The end of venture capital and the beginning of peer-funded, “slow money” based production using shared designs and low-capital machinery

We’ve made and cited the argument before: In peer production, the interests of capitalists and entrepreneurs are no longer aligned

Essentially, in an era of open knowledge, free code and shared designs, the design phase needs less and less capital, and as shared design communities progress, they design not just sustainable products, but a new kind of machinery, along with new ways to peer-fund entrepreneurship.

This argument finds more and more credence, including in Silicon Valley, witness this article from Chris O’Brien.

Now the author is not exacly making the same argument, but we would argue that the situation he described is very related to the lower capital requirements that we have been describing. It’s precisely because the Facebook’s and Google’s of this world could start with low funding and zero advertising, that they obtained independence from the venture capital and IPO world.

We cite:

Chris O’Brien:

“Silicon Valley has passed an important milestone that may mark the end of one era and the beginning of another.

This dividing line in history was revealed this summer in the latest report from the National Venture Capital Association, which showed that 10-year returns on venture capital investments had turned negative at the end of 2009, and nose-dived during the first quarter of 2010. Let me translate what might sound like some insider mumbo jumbo: Venture capital investing, the lifeblood of the valley’s innovation economy, has become a sucker’s bet.

The venture industry is in free fall.:

Why is this happening:

” the larger problems plaguing the venture industry are really about how the world has changed since the dot-com bust. The venture industry’s financial model was built on having a significant number of their portfolio companies hold initial public offerings of stock. Venture firms depend on windfalls from these IPOs to overcome failed investments and to deliver healthy returns to investors. But except for a couple of years, the IPO market has been comatose this past decade.

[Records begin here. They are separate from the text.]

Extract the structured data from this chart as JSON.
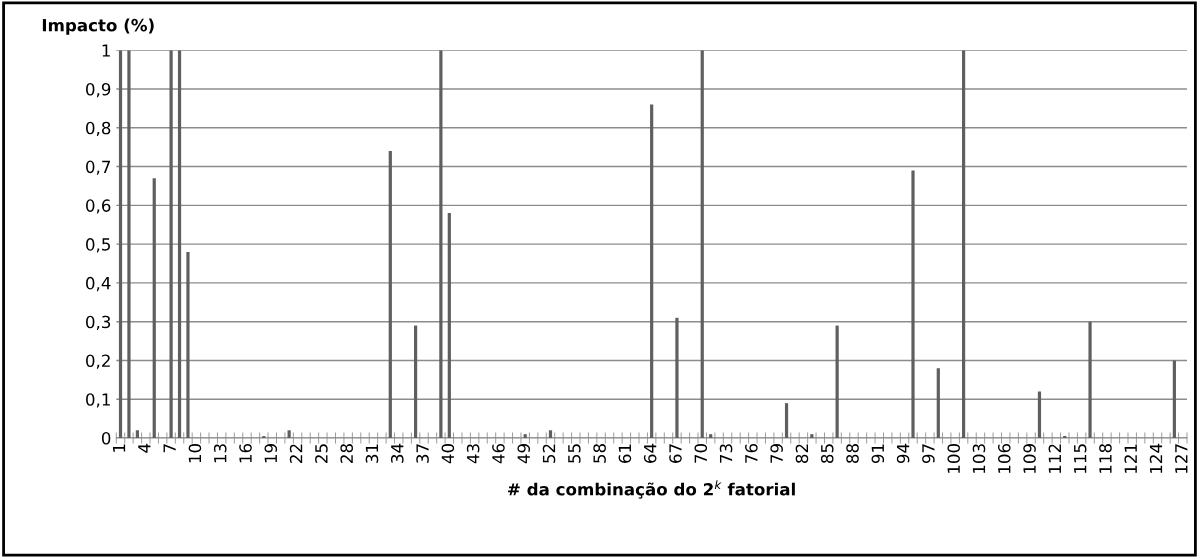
{
  "chart_data": {
    "type": "bar",
    "xlabel": "# da combinação do 2$^{k}$ fatorial",
    "ylabel": "Impacto (%)",
    "categories": [
      "1",
      null,
      null,
      "4",
      null,
      null,
      "7",
      null,
      null,
      "10",
      null,
      null,
      "13",
      null,
      null,
      "16",
      null,
      null,
      "19",
      null,
      null,
      "22",
      null,
      null,
      "25",
      null,
      null,
      "28",
      null,
      null,
      "31",
      null,
      null,
      "34",
      null,
      null,
      "37",
      null,
      null,
      "40",
      null,
      null,
      "43",
      null,
      null,
      "46",
      null,
      null,
      "49",
      null,
      null,
      "52",
      null,
      null,
      "55",
      null,
      null,
      "58",
      null,
      null,
      "61",
      null,
      null,
      "64",
      null,
      null,
      "67",
      null,
      null,
      "70",
      null,
      null,
      "73",
      null,
      null,
      "76",
      null,
      null,
      "79",
      null,
      null,
      "82",
      null,
      null,
      "85",
      null,
      null,
      "88",
      null,
      null,
      "91",
      null,
      null,
      "94",
      null,
      null,
      "97",
      null,
      null,
      "100",
      null,
      null,
      "103",
      null,
      null,
      "106",
      null,
      null,
      "109",
      null,
      null,
      "112",
      null,
      null,
      "115",
      null,
      null,
      "118",
      null,
      null,
      "121",
      null,
      null,
      "124",
      null,
      null,
      "127"
    ],
    "values": [
      1,
      1,
      0.02,
      0,
      0.67,
      0,
      1,
      1,
      0.48,
      0,
      0,
      0,
      0,
      0,
      0,
      0,
      0,
      0.005,
      0,
      0,
      0.02,
      0,
      0,
      0,
      0,
      0,
      0,
      0,
      0,
      0,
      0,
      0,
      0.74,
      0,
      0,
      0.29,
      0,
      0,
      1,
      0.58,
      0,
      0,
      0,
      0,
      0,
      0,
      0,
      0,
      0.01,
      0,
      0,
      0.02,
      0,
      0,
      0,
      0,
      0,
      0,
      0,
      0,
      0,
      0,
      0,
      0.86,
      0,
      0,
      0.31,
      0,
      0,
      1,
      0.01,
      0,
      0,
      0,
      0,
      0,
      0,
      0,
      0,
      0.09,
      0,
      0,
      0.01,
      0,
      0,
      0.29,
      0,
      0,
      0,
      0,
      0,
      0,
      0,
      0,
      0.69,
      0,
      0,
      0.18,
      0,
      0,
      1,
      0,
      0,
      0,
      0,
      0,
      0,
      0,
      0,
      0.12,
      0,
      0,
      0.005,
      0,
      0,
      0.3,
      0,
      0,
      0,
      0,
      0,
      0,
      0,
      0,
      0,
      0.2,
      0
    ],
    "color": "#5f5f5f",
    "ylim": [
      0,
      1
    ],
    "yticks": [
      0,
      {
        "value": 0.1,
        "label": "0,1"
      },
      {
        "value": 0.2,
        "label": "0,2"
      },
      {
        "value": 0.3,
        "label": "0,3"
      },
      {
        "value": 0.4,
        "label": "0,4"
      },
      {
        "value": 0.5,
        "label": "0,5"
      },
      {
        "value": 0.6,
        "label": "0,6"
      },
      {
        "value": 0.7,
        "label": "0,7"
      },
      {
        "value": 0.8,
        "label": "0,8"
      },
      {
        "value": 0.9,
        "label": "0,9"
      },
      1
    ],
    "grid": "y",
    "legend": false
  }
}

Venture capitalists were hoping against hope that this year might finally be the year that the IPO made a comeback. But once again, that hasn’t happened. According to Renaissance Capital, the Bay Area has had nine venture-backed companies go public this year, up from two last year. The most notable of those was Tesla Motors, the electric carmaker that represents the highest of high-risk bets.

What little momentum these IPOs generated has been offset by companies like Solyndra, a cleantech success story that filed and then withdrew its IPO plans. And worse for venture capital firms, companies that might provide a true home-run IPO, such as Facebook, LinkedIn and Zynga, have been doing everything in their power to avoid an IPO. These companies say they don’t need the money enough to give up the control that comes with being a public company.

How gloomy is this picture for venture capital firms? According to an NVCA survey, 90 percent of venture capitalists who responded expect their industry to contract through 2015.

Some will argue that at least in the area of Web startups, companies can be launched on the cheap, and growing numbers of angel investors — those wealthy individuals who invest at the earliest stages — are stepping in to give these companies a boost. True, but that kind of funding doesn’t work as well for biotechnology, medical devices or cleantech. And these angel-backed companies are small and lean, and don’t create large numbers of jobs.

Instead of going public, the companies that do show potential now get gobbled up by the Googles and Facebooks of the world. At the same time, valley giants like Hewlett-Packard, Oracle, Intel and Cisco Systems continue their acquisitions of larger tech companies, a consolidation trend that more often than not is accompanied by big job cuts.”